Motivated by the National Academy of Engineering’s 14 Grand Challenges for Engineering and increasing calls for a new engineering education paradigm, Duke’s Pratt School of Engineering, The Franklin W. Olin College of Engineering, and the University of Southern California’s Viterbi School of Engineering proposed a new education model to prepare engineers to be world changers. The program was endorsed by the National Academy of Engineering in February 2009.

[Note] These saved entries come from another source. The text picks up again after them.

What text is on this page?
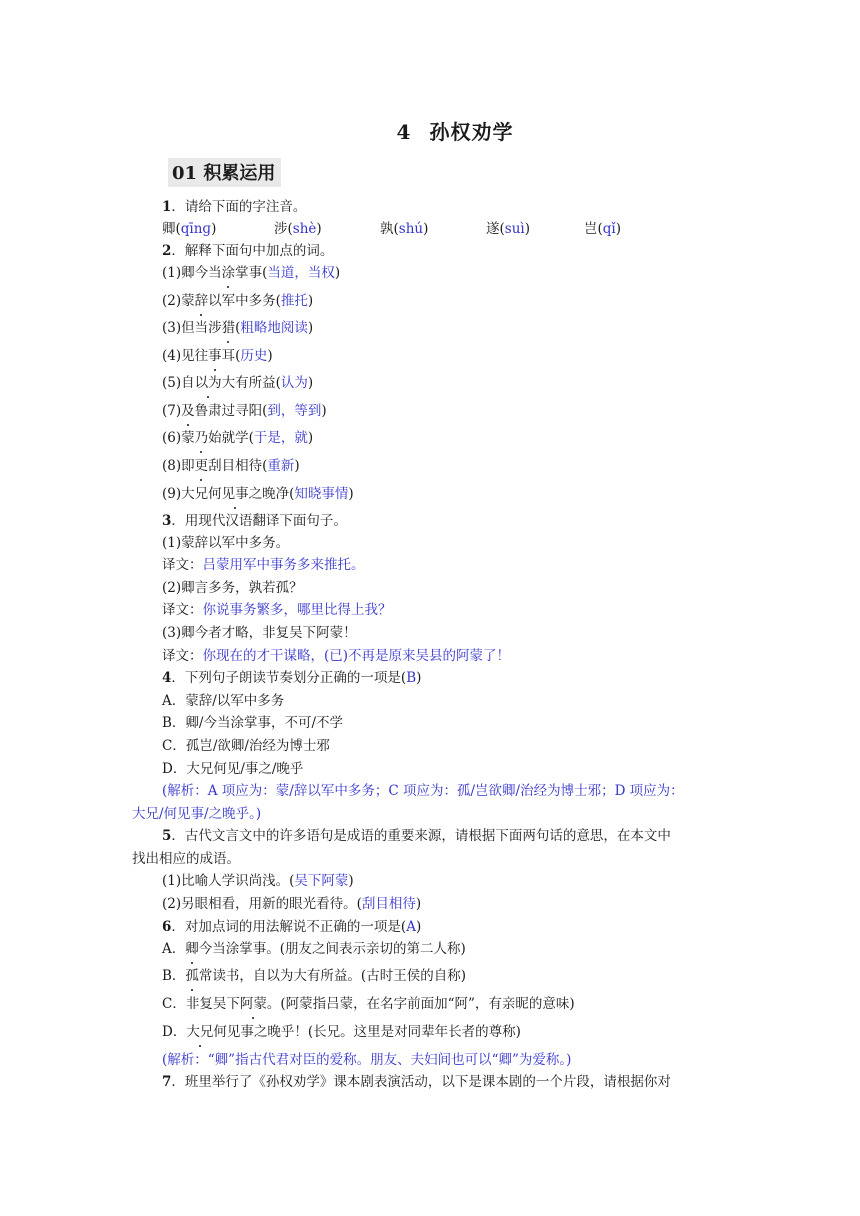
4 孙权劝学
01 积累运用
1．请给下面的字注音。
卿(qīnɡ)	涉(shè)	孰(shú)	遂(suì)	岂(qǐ)
2．解释下面句中加点的词。
(1)卿今当涂掌事(当道，当权)
(2)蒙辞以军中多务(推托)
(3)但当涉猎(粗略地阅读)
(4)见往事耳(历史)
(5)自以为大有所益(认为)
(7)及鲁肃过寻阳(到，等到)
(6)蒙乃始就学(于是，就)
(8)即更刮目相待(重新)
(9)大兄何见事之晚净(知晓事情)
3．用现代汉语翻译下面句子。
(1)蒙辞以军中多务。
译文：吕蒙用军中事务多来推托。
(2)卿言多务，孰若孤？
译文：你说事务繁多，哪里比得上我？
(3)卿今者才略，非复吴下阿蒙！
译文：你现在的才干谋略，(已)不再是原来吴县的阿蒙了！
4．下列句子朗读节奏划分正确的一项是(B)
A．蒙辞/以军中多务
B．卿/今当涂掌事，不可/不学
C．孤岂/欲卿/治经为博士邪
D．大兄何见/事之/晚乎
(解析：A 项应为：蒙/辞以军中多务；C 项应为：孤/岂欲卿/治经为博士邪；D 项应为：
大兄/何见事/之晚乎。)
5．古代文言文中的许多语句是成语的重要来源，请根据下面两句话的意思，在本文中
找出相应的成语。
(1)比喻人学识尚浅。(吴下阿蒙)
(2)另眼相看，用新的眼光看待。(刮目相待)
6．对加点词的用法解说不正确的一项是(A)
A．卿今当涂掌事。(朋友之间表示亲切的第二人称)
B．孤常读书，自以为大有所益。(古时王侯的自称)
C．非复吴下阿蒙。(阿蒙指吕蒙，在名字前面加“阿”，有亲昵的意味)
D．大兄何见事之晚乎！(长兄。这里是对同辈年长者的尊称)
(解析：“卿”指古代君对臣的爱称。朋友、夫妇间也可以“卿”为爱称。)
7．班里举行了《孙权劝学》课本剧表演活动，以下是课本剧的一个片段，请根据你对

The Grand Challenges Scholars Program (GCSP) has now been implemented at more than 40 engineering schools around the world. In a 2015 letter of commitment presented to President Barack Obama, 122 engineering schools announced their plans to join this initiative aimed at educating a new generation of engineers expressly equipped to tackle some of the most pressing issues facing society in the 21st century.

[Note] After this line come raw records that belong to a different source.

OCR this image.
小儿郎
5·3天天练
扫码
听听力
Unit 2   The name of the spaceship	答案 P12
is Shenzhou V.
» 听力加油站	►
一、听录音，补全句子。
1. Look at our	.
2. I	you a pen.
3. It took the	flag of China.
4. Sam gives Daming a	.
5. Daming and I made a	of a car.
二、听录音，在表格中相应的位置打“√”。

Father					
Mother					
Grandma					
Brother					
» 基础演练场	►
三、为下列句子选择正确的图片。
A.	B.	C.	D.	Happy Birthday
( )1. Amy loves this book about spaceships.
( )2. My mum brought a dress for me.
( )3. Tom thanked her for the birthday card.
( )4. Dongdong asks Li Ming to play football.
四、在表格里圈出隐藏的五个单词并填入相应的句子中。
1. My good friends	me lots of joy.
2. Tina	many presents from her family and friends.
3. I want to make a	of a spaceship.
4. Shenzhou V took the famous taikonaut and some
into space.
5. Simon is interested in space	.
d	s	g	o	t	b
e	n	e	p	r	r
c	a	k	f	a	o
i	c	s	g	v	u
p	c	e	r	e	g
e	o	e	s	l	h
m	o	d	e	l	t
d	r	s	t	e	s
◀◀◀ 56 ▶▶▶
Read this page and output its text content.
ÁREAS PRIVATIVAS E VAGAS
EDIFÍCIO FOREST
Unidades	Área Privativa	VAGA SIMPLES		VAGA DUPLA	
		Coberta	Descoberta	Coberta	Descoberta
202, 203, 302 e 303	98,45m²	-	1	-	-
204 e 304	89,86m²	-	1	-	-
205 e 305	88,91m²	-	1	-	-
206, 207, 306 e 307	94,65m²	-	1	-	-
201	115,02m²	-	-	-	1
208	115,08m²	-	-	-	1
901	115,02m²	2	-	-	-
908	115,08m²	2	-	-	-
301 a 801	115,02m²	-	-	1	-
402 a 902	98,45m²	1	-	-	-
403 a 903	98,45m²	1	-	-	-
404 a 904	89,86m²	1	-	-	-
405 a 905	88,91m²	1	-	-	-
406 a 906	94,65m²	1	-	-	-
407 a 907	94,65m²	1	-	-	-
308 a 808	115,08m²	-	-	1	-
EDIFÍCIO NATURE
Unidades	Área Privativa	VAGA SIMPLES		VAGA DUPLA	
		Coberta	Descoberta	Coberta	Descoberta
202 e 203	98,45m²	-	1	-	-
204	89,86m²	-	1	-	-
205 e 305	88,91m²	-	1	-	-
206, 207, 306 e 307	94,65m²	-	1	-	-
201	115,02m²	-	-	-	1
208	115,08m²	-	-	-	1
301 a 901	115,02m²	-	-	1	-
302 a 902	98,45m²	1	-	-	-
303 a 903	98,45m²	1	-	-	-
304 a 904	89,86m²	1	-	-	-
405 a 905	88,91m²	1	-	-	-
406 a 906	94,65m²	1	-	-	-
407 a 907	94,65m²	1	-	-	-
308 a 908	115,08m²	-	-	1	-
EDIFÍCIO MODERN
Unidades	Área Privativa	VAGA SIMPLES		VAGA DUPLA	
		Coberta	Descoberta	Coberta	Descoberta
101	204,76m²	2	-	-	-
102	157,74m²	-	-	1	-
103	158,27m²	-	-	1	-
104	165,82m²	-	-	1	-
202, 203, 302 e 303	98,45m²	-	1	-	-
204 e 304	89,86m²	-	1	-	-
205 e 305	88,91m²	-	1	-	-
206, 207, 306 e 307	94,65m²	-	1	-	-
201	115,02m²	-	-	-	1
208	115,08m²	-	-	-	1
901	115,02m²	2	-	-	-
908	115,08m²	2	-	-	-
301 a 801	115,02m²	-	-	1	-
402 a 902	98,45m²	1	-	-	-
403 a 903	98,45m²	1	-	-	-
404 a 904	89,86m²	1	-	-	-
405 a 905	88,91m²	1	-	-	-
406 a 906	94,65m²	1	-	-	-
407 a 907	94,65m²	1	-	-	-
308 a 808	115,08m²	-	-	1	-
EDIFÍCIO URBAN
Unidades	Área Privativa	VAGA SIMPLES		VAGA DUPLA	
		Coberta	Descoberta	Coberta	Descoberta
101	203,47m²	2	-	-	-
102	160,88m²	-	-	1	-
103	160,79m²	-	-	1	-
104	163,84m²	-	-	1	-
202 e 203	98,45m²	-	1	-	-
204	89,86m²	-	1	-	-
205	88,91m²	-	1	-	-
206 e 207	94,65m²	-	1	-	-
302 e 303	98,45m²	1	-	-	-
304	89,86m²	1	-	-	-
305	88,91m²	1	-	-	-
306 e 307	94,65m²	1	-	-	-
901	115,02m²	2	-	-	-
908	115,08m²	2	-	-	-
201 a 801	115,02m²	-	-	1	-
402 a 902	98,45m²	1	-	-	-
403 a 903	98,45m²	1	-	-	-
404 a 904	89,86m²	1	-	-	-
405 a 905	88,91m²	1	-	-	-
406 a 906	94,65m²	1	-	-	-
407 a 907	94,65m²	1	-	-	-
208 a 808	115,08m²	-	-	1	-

The GCSP is a combined curricular, co-curricular, and extra-curricular program with five competencies that are designed to prepare the next generation of students for addressing the grand challenges facing society in this century. Each institution creates their own specific realization of how the competencies are implemented, which are approved by the GCSP steering committee.

 

GCSP Competencies

1. Research/creative: Mentored research or project experience related to a Grand Challenge to enhance technical competence and creativity.
2. Multidisciplinary: Understanding gained through experience of the multidisciplinary character of implementable and viable Grand Challenge solutions
3. Business/entrepreneurship: Understanding gained through experience that viable business models are necessary for successful implementation of Grand Challenge solutions
4. Multicultural: Understanding gained through experience that serious consideration of cultural issues is mandatory for all viable Grand Challenge solutions
5. Social consciousness: Deepen social consciousness and motivation to address societal problems, often gained through service learning, because serving people is the vision served by the Grand Challenges

 

A Global Movement

The GCSP is an outcomes-based program that gives wide flexibility to institutions on the best ways of offering appropriate and relevant experiences to students. It has the structure of a movement more than a project, where inspiration is driven by the power of the idea and execution is made within the local ecosystem. In order for this movement to take root and thrive, it has to be a global and engage a truly diverse group of students.

It is hoped the GCSP will be replicated at many outstanding engineering programs around the world to yield several thousand graduates per year uniquely prepared and motivated to address the most challenging problems facing our world. A goal is for the program to pilot innovative educational approaches that will eventually become the mainstream educational paradigm for all engineering students.